Start close in. Start with kindness. đź’—
If you would grow to your best self
Be patient, not demanding
Accepting, not condemning
Nurturing, not withholding
Self-marveling, not belittling
Gently guiding, not pushing and punishing
For you are more sensitive than you know
... accept, respect, and attend your sensitivity
A flower cannot be opened with a hammer.
From the poem "If You Would Grow - Shine the Light Of Loving Self-Care On Yourself" by Daniel F. Mead
For many years, I've had impossibly high expectations for myself and a relentless inner critic pointing out all the ways I was falling short. I believed being harsh with myself was the way to grow and become my best self. In a way, I was my own worst enemy without even realizing it.
Learning to accept myself just as I am and treat myself with kindness has been a life-changing journey for me. I've realized that I can see the goodness and accept where I'm at while acknowledging all the ways I yet have to grow. For example, I can be kind with myself as I do the inner and outer work to contribute to dismantling systems of oppression.
As Jack Kornfield said, "if your compassion does not include yourself, it is incomplete." We have to start close in.
So how do we cultivate self-compassion and kindness?
Self-compassion starts with mindfulness. It starts with turning toward and being with whatever difficult emotions or self-judgments we are present to in the moment.
We then widen the lens to recognize our common humanity. We realize that all beings experience struggle and difficulty in their lives. We are never alone or isolated in our experience.
Out of a natural desire to alleviate suffering, we extend kindness inwardly. We treat ourselves with care, understanding, and support depending on what is most needed.
If it feels difficult, it can be helpful to think of our inner child or how we would care for a child or a pet. To get in touch with compassion for our inner child, we may look at a picture of ourselves as a young child.
As we acknowledge and care for what’s happening inside of us, we can become - as research has shown - more motivated, more persistent, more resilient, and less self-focused. We also strengthen our capacity to be with and tend to the difficulty others are experiencing.
What in your life calls for more self-compassion?
Below are a few resources that I hope may be helpful for you.
With love,
Sarah-Marie
Resources
[LISTENING, WATCHING & LEARNING]
[Podcast] Opening to the Question of Belonging with john a. powell and Krista Tippett
[Webinar Series] Healing Racism with Dr. Tiffany Jana
[Podcast] Striving versus Self-Acceptance, Saving Marriages, and More with Brene Brown and Tim Ferriss
[Book] Radical Compassion by Tara Brach
[Book] Radical Acceptance by Tara Brach
[Book] Self-Compassion by Kristin Neff
[PRACTICE]
Guided Meditations
RAIN of Self-Compassion [16:34] to work with difficult emotions and cultivate self-compassion
Self-Compassion Break [10:42] to work with a difficulty in your life
Coming Home to Presence [16:59]
Self-Compassion Break
Adapted from Kristin Neff.
Bring to mind a difficult situation in your life. Sense into the stress and discomfort of this situation and see if you can feel it in your body, heart, and mind.
Step 1. Acknowledge the difficulty, stress, and/or pain of this moment.
You may say to yourself:
This hurts.
Ouch.
This is stress.
Step 2. Acknowledge that difficulty and pain/discomfort are a part of life.
You may say to yourself:
Other people feel this way.
I’m not alone.
We all struggle in our lives.
Now, put your hands over your heart and feel the warmth of your hands and the gentle touch of your hands on your chest. Or adopt the soothing touch you discovered felt right for you.

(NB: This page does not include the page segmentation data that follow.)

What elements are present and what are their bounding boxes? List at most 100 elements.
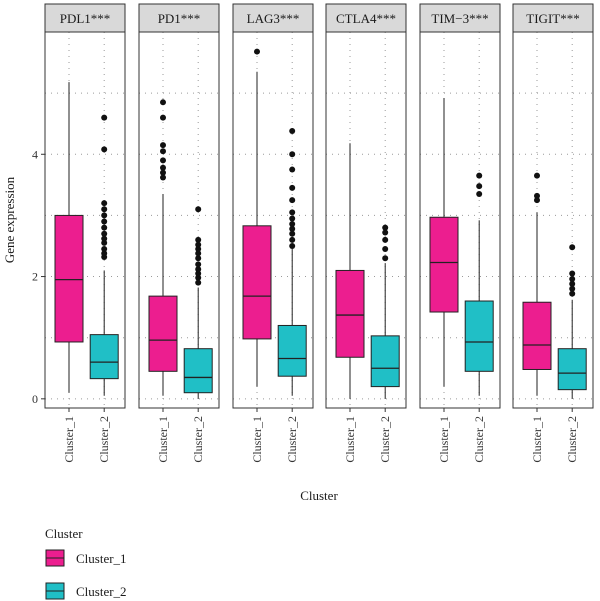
outlier-point — [160, 164, 166, 171]
facet-panel: PD1*** Cluster_1 Cluster_2 — [138, 3, 220, 463]
outlier-point — [101, 212, 108, 219]
outlier-point — [101, 200, 108, 207]
outlier-point — [476, 172, 483, 179]
outlier-point — [101, 224, 108, 231]
outlier-point — [382, 229, 389, 236]
box-cluster-2 — [89, 114, 119, 396]
legend-title: Cluster — [45, 526, 83, 541]
outlier-point — [534, 197, 540, 204]
legend: Cluster Cluster_1 Cluster_2 — [45, 526, 127, 600]
x-tick-label: Cluster_2 — [191, 416, 205, 463]
outlier-point — [195, 274, 202, 281]
x-tick-label: Cluster_1 — [156, 416, 170, 463]
outlier-point — [382, 236, 389, 243]
box-cluster-2 — [464, 172, 494, 396]
outlier-point — [569, 275, 576, 282]
panel-border — [419, 31, 501, 409]
outlier-point — [195, 255, 202, 262]
y-tick-label: 4 — [32, 147, 38, 161]
outlier-point — [476, 183, 483, 190]
outlier-point — [476, 191, 483, 198]
outlier-point — [101, 246, 108, 253]
box-cluster-1 — [54, 82, 84, 393]
outlier-point — [195, 250, 202, 257]
facet-strip — [138, 3, 220, 33]
facet-strip — [232, 3, 314, 33]
outlier-point — [195, 266, 202, 273]
iqr-box — [335, 269, 365, 358]
outlier-point — [160, 142, 166, 149]
facet-label: PDL1*** — [60, 11, 111, 26]
y-axis: 0 2 4 — [32, 147, 45, 406]
x-axis-title: Cluster — [300, 488, 338, 503]
facet-strip — [325, 3, 407, 33]
iqr-box — [54, 214, 84, 343]
iqr-box — [522, 301, 552, 370]
box-cluster-1 — [429, 98, 459, 387]
x-tick-label: Cluster_1 — [343, 416, 357, 463]
facet-panel: TIM−3*** Cluster_1 Cluster_2 — [419, 3, 501, 463]
outlier-point — [289, 225, 296, 232]
outlier-point — [289, 220, 296, 227]
outlier-point — [569, 290, 576, 297]
x-tick-label: Cluster_2 — [97, 416, 111, 463]
outlier-point — [254, 48, 260, 55]
facet-label: TIGIT*** — [526, 11, 579, 26]
facet-label: PD1*** — [158, 11, 201, 26]
outlier-point — [160, 114, 166, 121]
outlier-point — [101, 218, 108, 225]
facet-panel: TIGIT*** Cluster_1 Cluster_2 — [512, 3, 594, 463]
outlier-point — [289, 151, 296, 158]
panel-border — [138, 31, 220, 409]
outlier-point — [101, 114, 108, 121]
facet-strip — [512, 3, 594, 33]
box-cluster-2 — [183, 206, 213, 399]
outlier-point — [289, 230, 296, 237]
iqr-box — [183, 348, 213, 394]
outlier-point — [382, 255, 389, 262]
iqr-box — [370, 335, 400, 388]
outlier-point — [534, 192, 540, 199]
y-axis-title: Gene expression — [2, 176, 17, 263]
iqr-box — [464, 300, 494, 372]
outlier-point — [289, 215, 296, 222]
outlier-point — [569, 280, 576, 287]
outlier-point — [569, 270, 576, 277]
outlier-point — [101, 206, 108, 213]
outlier-point — [289, 128, 296, 135]
outlier-point — [101, 239, 108, 246]
legend-label: Cluster_2 — [76, 584, 127, 599]
outlier-point — [160, 148, 166, 155]
outlier-point — [160, 174, 166, 181]
outlier-point — [289, 166, 296, 173]
iqr-box — [557, 348, 587, 391]
iqr-box — [429, 216, 459, 313]
x-tick-label: Cluster_1 — [62, 416, 76, 463]
facet-strip — [44, 3, 126, 33]
outlier-point — [195, 241, 202, 248]
outlier-point — [101, 250, 108, 257]
y-tick-label: 0 — [32, 392, 38, 406]
x-tick-label: Cluster_1 — [250, 416, 264, 463]
facet-label: CTLA4*** — [336, 11, 396, 26]
iqr-box — [148, 295, 178, 372]
box-cluster-1 — [335, 143, 365, 399]
facet-panel: PDL1*** Cluster_1 Cluster_2 — [44, 3, 126, 463]
facet-label: TIM−3*** — [431, 11, 488, 26]
iqr-box — [277, 324, 307, 377]
x-tick-label: Cluster_2 — [285, 416, 299, 463]
outlier-point — [534, 172, 540, 179]
outlier-point — [195, 246, 202, 253]
x-tick-label: Cluster_1 — [530, 416, 544, 463]
x-tick-label: Cluster_2 — [378, 416, 392, 463]
y-tick-label: 2 — [32, 270, 38, 284]
x-tick-label: Cluster_1 — [437, 416, 451, 463]
outlier-point — [195, 206, 202, 213]
outlier-point — [160, 99, 166, 106]
box-cluster-2 — [277, 128, 307, 396]
legend-label: Cluster_1 — [76, 551, 127, 566]
facet-panels: PDL1*** Cluster_1 Cluster_2 PD1*** Cluster_1… — [44, 3, 594, 463]
outlier-point — [195, 261, 202, 268]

Step 3. Offer kindness to yourself.
Ask yourself, “What do I need to hear right now to show kindness to myself?”
You may say to yourself:
It’s ok.
May I learn to accept myself just as I am.
May I forgive myself.
May I be strong.
May I be patient.
If you’re having difficulty finding the right words, imagine that a good friend or loved one is facing the same challenge as you. What would you say to this person? What simple message would you like to share with your friend? Now offer that message to yourself.
You can listen to a 10-min adapted version here.
Anchor Phrase
Choose a word or phrase that helps you stay connected to your intention and can support you through difficulty. You can use it anytime throughout the day when you encounter a challenging moment.
Some examples are:
It’s okay.
I can be with this.
This, too, shall pass.
Yes, this hurts. May I stay open.
Yes, this hurts. May I be kind to myself.
Yes, this hurts. May I meet this moment with an open heart.
Gently say the phrase to yourself in that moment. You may also try supportive touch such as placing one or two hands on your heart, putting a hand on your cheek, holding one hand in your other hand in your lap, or giving yourself a hug.